Barbados’s Tax Reform To Conform To Global Standards

  • The government of Barbados is making legislative changes to its corporate tax regime to ensure the sovereign conforms to global standards and can take advantage of increased opportunities for local and international investment.
  • Leading off debate in the House of Assembly on Tuesday, May 7, on the Corporation Top-up Tax Bill, 2024 and the Income Tax (Amendment) Bill, 2024, Minister in the Ministry of Finance and Economic Affairs Ryan Straughn said the changes give effect to an earlier decision to move away from the sliding scale for corporate taxes introduced in December 2018 to replace it with a new structure.
  • Of note, in 2018, the Barbadian government announced a radical tax change, in response to the OECD’s (Organization for Economic Cooperation and Development) criticism that foreign currency-earning companies were being ring-fenced. The convergence of corporate tax rates ( international companies now classified as regular Barbados businesses) resulted in the creation of a new sliding scale structure that reduced the top-tier corporate tax rate from 30% to 5.5% and the lowest rate down to 1% for taxable incomes greater than $30Mn.
  • The new tax structure would include a domestic tax rate of 9% for businesses operating in Barbados and would apply to all except those small operations registered under the Small Business Development Act, which will be taxed at 5.5%. However, for companies that make above a US$850Mn threshold the top-up tax rate will be imposed (up to 15% according to the OECD Pillar II Tax Framework).
  • According to Straughn, the government has sought over the last six years to move away from a consistent increase in taxes to a more stable regime that would allow for foreign investment, while encouraging local business development to “unlock opportunities” that would ensure Barbados can recover its economic footing in an inclusive manner, build resilience and achieve climate resilience.

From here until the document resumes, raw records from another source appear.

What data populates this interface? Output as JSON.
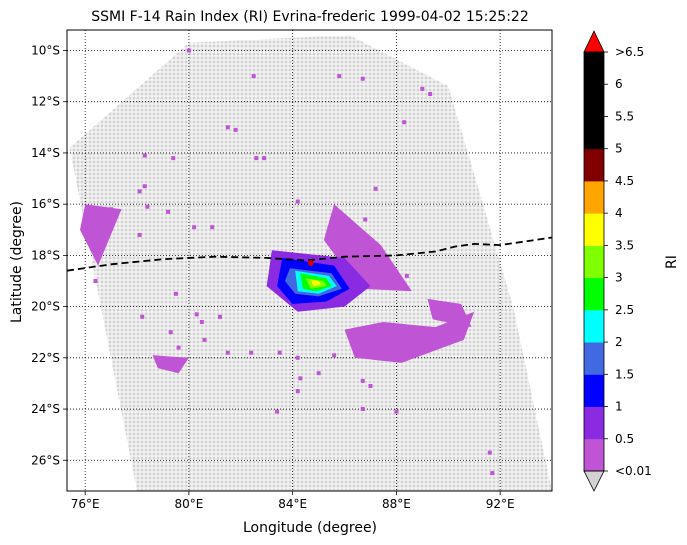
{
  "title": "SSMI F-14 Rain Index (RI) Evrina-frederic 1999-04-02 15:25:22",
  "xlabel": "Longitude (degree)",
  "ylabel": "Latitude (degree)",
  "colorbar": {
    "label": "RI",
    "tick_labels": [
      "<0.01",
      "0.5",
      "1",
      "1.5",
      "2",
      "2.5",
      "3",
      "3.5",
      "4",
      "4.5",
      "5",
      "5.5",
      "6",
      ">6.5"
    ],
    "colors": [
      "#bf55d4",
      "#8a2be2",
      "#0000ff",
      "#4169e1",
      "#00ffff",
      "#00ff00",
      "#7fff00",
      "#ffff00",
      "#ffa500",
      "#800000",
      "#000000",
      "#000000",
      "#000000"
    ],
    "under_color": "#d3d3d3",
    "over_color": "#ff0000"
  },
  "map": {
    "lon_range": [
      75.3,
      94.0
    ],
    "lat_range": [
      -27.2,
      -9.2
    ],
    "gridlines": "dotted",
    "x_ticks": [
      {
        "value": 76,
        "label": "76°E"
      },
      {
        "value": 80,
        "label": "80°E"
      },
      {
        "value": 84,
        "label": "84°E"
      },
      {
        "value": 88,
        "label": "88°E"
      },
      {
        "value": 92,
        "label": "92°E"
      }
    ],
    "y_ticks": [
      {
        "value": -10,
        "label": "10°S"
      },
      {
        "value": -12,
        "label": "12°S"
      },
      {
        "value": -14,
        "label": "14°S"
      },
      {
        "value": -16,
        "label": "16°S"
      },
      {
        "value": -18,
        "label": "18°S"
      },
      {
        "value": -20,
        "label": "20°S"
      },
      {
        "value": -22,
        "label": "22°S"
      },
      {
        "value": -24,
        "label": "24°S"
      },
      {
        "value": -26,
        "label": "26°S"
      }
    ],
    "swath_color": "#d3d3d3",
    "track_color": "#000000",
    "storm_center_color": "#cc0000"
  },
  "chart_data": {
    "type": "heatmap",
    "title": "SSMI F-14 Rain Index (RI) Evrina-frederic 1999-04-02 15:25:22",
    "xlabel": "Longitude (degree)",
    "ylabel": "Latitude (degree)",
    "xlim": [
      75.3,
      94.0
    ],
    "ylim": [
      -27.2,
      -9.2
    ],
    "swath_corners": [
      [
        75.4,
        -13.8
      ],
      [
        80.0,
        -9.7
      ],
      [
        86.2,
        -9.4
      ],
      [
        90.0,
        -11.4
      ],
      [
        92.5,
        -20.0
      ],
      [
        94.0,
        -27.2
      ],
      [
        78.0,
        -27.2
      ]
    ],
    "storm_track": [
      [
        75.3,
        -18.6
      ],
      [
        77.0,
        -18.35
      ],
      [
        79.0,
        -18.15
      ],
      [
        81.0,
        -18.05
      ],
      [
        83.0,
        -18.1
      ],
      [
        84.5,
        -18.2
      ],
      [
        86.0,
        -18.05
      ],
      [
        88.0,
        -18.0
      ],
      [
        89.5,
        -17.85
      ],
      [
        90.3,
        -17.65
      ],
      [
        91.0,
        -17.55
      ],
      [
        92.0,
        -17.6
      ],
      [
        93.0,
        -17.45
      ],
      [
        94.0,
        -17.3
      ]
    ],
    "storm_center": [
      84.7,
      -18.3
    ],
    "rain_cells": [
      {
        "ri_class": "<0.01",
        "points": [
          [
            80.0,
            -10.0
          ],
          [
            82.5,
            -11.0
          ],
          [
            85.8,
            -11.0
          ],
          [
            86.7,
            -11.1
          ],
          [
            89.0,
            -11.5
          ],
          [
            89.3,
            -11.7
          ],
          [
            81.5,
            -13.0
          ],
          [
            81.8,
            -13.1
          ],
          [
            88.3,
            -12.8
          ],
          [
            78.3,
            -14.1
          ],
          [
            79.4,
            -14.2
          ],
          [
            82.6,
            -14.2
          ],
          [
            82.9,
            -14.2
          ],
          [
            78.1,
            -15.5
          ],
          [
            78.3,
            -15.3
          ],
          [
            87.2,
            -15.4
          ],
          [
            84.2,
            -15.9
          ],
          [
            77.0,
            -16.2
          ],
          [
            78.4,
            -16.1
          ],
          [
            79.2,
            -16.3
          ],
          [
            86.8,
            -16.6
          ],
          [
            80.2,
            -16.9
          ],
          [
            80.9,
            -16.9
          ],
          [
            78.1,
            -17.2
          ],
          [
            88.4,
            -18.8
          ],
          [
            76.4,
            -19.0
          ],
          [
            79.5,
            -19.5
          ],
          [
            80.3,
            -20.3
          ],
          [
            80.5,
            -20.6
          ],
          [
            81.2,
            -20.4
          ],
          [
            78.2,
            -20.4
          ],
          [
            79.3,
            -21.0
          ],
          [
            79.6,
            -21.6
          ],
          [
            80.6,
            -21.3
          ],
          [
            81.5,
            -21.8
          ],
          [
            82.4,
            -21.8
          ],
          [
            83.5,
            -21.8
          ],
          [
            84.2,
            -22.0
          ],
          [
            85.6,
            -21.9
          ],
          [
            86.8,
            -21.5
          ],
          [
            85.0,
            -22.6
          ],
          [
            84.3,
            -22.8
          ],
          [
            86.7,
            -22.9
          ],
          [
            87.0,
            -23.1
          ],
          [
            84.2,
            -23.3
          ],
          [
            83.4,
            -24.1
          ],
          [
            86.7,
            -24.0
          ],
          [
            88.0,
            -24.1
          ],
          [
            91.6,
            -25.7
          ],
          [
            91.7,
            -26.5
          ]
        ]
      },
      {
        "ri_class": "<0.01",
        "region": [
          [
            76.0,
            -16.0
          ],
          [
            77.4,
            -16.2
          ],
          [
            76.5,
            -18.4
          ],
          [
            75.8,
            -17.0
          ]
        ]
      },
      {
        "ri_class": "<0.01",
        "region": [
          [
            85.6,
            -16.0
          ],
          [
            87.4,
            -17.6
          ],
          [
            88.6,
            -19.4
          ],
          [
            86.6,
            -19.3
          ],
          [
            85.2,
            -17.4
          ]
        ]
      },
      {
        "ri_class": "<0.01",
        "region": [
          [
            86.0,
            -20.9
          ],
          [
            87.5,
            -20.6
          ],
          [
            89.5,
            -20.8
          ],
          [
            91.0,
            -20.2
          ],
          [
            90.6,
            -21.3
          ],
          [
            88.2,
            -22.2
          ],
          [
            86.4,
            -22.0
          ]
        ]
      },
      {
        "ri_class": "<0.01",
        "region": [
          [
            89.2,
            -19.7
          ],
          [
            90.5,
            -19.9
          ],
          [
            90.9,
            -20.8
          ],
          [
            89.4,
            -20.5
          ]
        ]
      },
      {
        "ri_class": "<0.01",
        "region": [
          [
            78.6,
            -21.9
          ],
          [
            80.0,
            -22.0
          ],
          [
            79.6,
            -22.6
          ],
          [
            78.8,
            -22.4
          ]
        ]
      },
      {
        "ri_class": "0.5",
        "region": [
          [
            83.2,
            -17.8
          ],
          [
            86.0,
            -18.1
          ],
          [
            87.0,
            -19.2
          ],
          [
            86.0,
            -20.0
          ],
          [
            84.2,
            -20.2
          ],
          [
            83.0,
            -19.2
          ]
        ]
      },
      {
        "ri_class": "1",
        "region": [
          [
            83.6,
            -18.1
          ],
          [
            85.6,
            -18.4
          ],
          [
            86.2,
            -19.3
          ],
          [
            85.3,
            -19.8
          ],
          [
            84.0,
            -19.9
          ],
          [
            83.4,
            -19.2
          ]
        ]
      },
      {
        "ri_class": "1.5",
        "region": [
          [
            83.9,
            -18.5
          ],
          [
            85.5,
            -18.7
          ],
          [
            85.9,
            -19.3
          ],
          [
            85.0,
            -19.6
          ],
          [
            84.1,
            -19.5
          ],
          [
            83.7,
            -19.0
          ]
        ]
      },
      {
        "ri_class": "2",
        "region": [
          [
            84.1,
            -18.6
          ],
          [
            85.4,
            -18.8
          ],
          [
            85.7,
            -19.2
          ],
          [
            85.0,
            -19.5
          ],
          [
            84.2,
            -19.4
          ]
        ]
      },
      {
        "ri_class": "2.5",
        "region": [
          [
            84.3,
            -18.7
          ],
          [
            85.3,
            -18.9
          ],
          [
            85.5,
            -19.2
          ],
          [
            84.9,
            -19.4
          ],
          [
            84.4,
            -19.3
          ]
        ]
      },
      {
        "ri_class": "3",
        "region": [
          [
            84.5,
            -18.9
          ],
          [
            85.2,
            -19.0
          ],
          [
            85.3,
            -19.2
          ],
          [
            84.7,
            -19.3
          ]
        ]
      },
      {
        "ri_class": "3.5",
        "region": [
          [
            84.7,
            -18.95
          ],
          [
            85.0,
            -19.0
          ],
          [
            85.1,
            -19.15
          ],
          [
            84.8,
            -19.2
          ]
        ]
      }
    ]
  }
}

  • “The pieces of legislation are aligned with what we are trying to achieve in terms of being able to utilise regulations, which are agreed at a global level, to be able to reposition Barbados for inclusive growth. “…As we seek to do the traditional sources of financing, we must be capable of using the tax system to unlock areas of investment that are strategically aligned with the national objectives, particularly as it relates to building capacity for growth and to allow our citizens to be able to invest to be a part of the recovery,” Straughn said.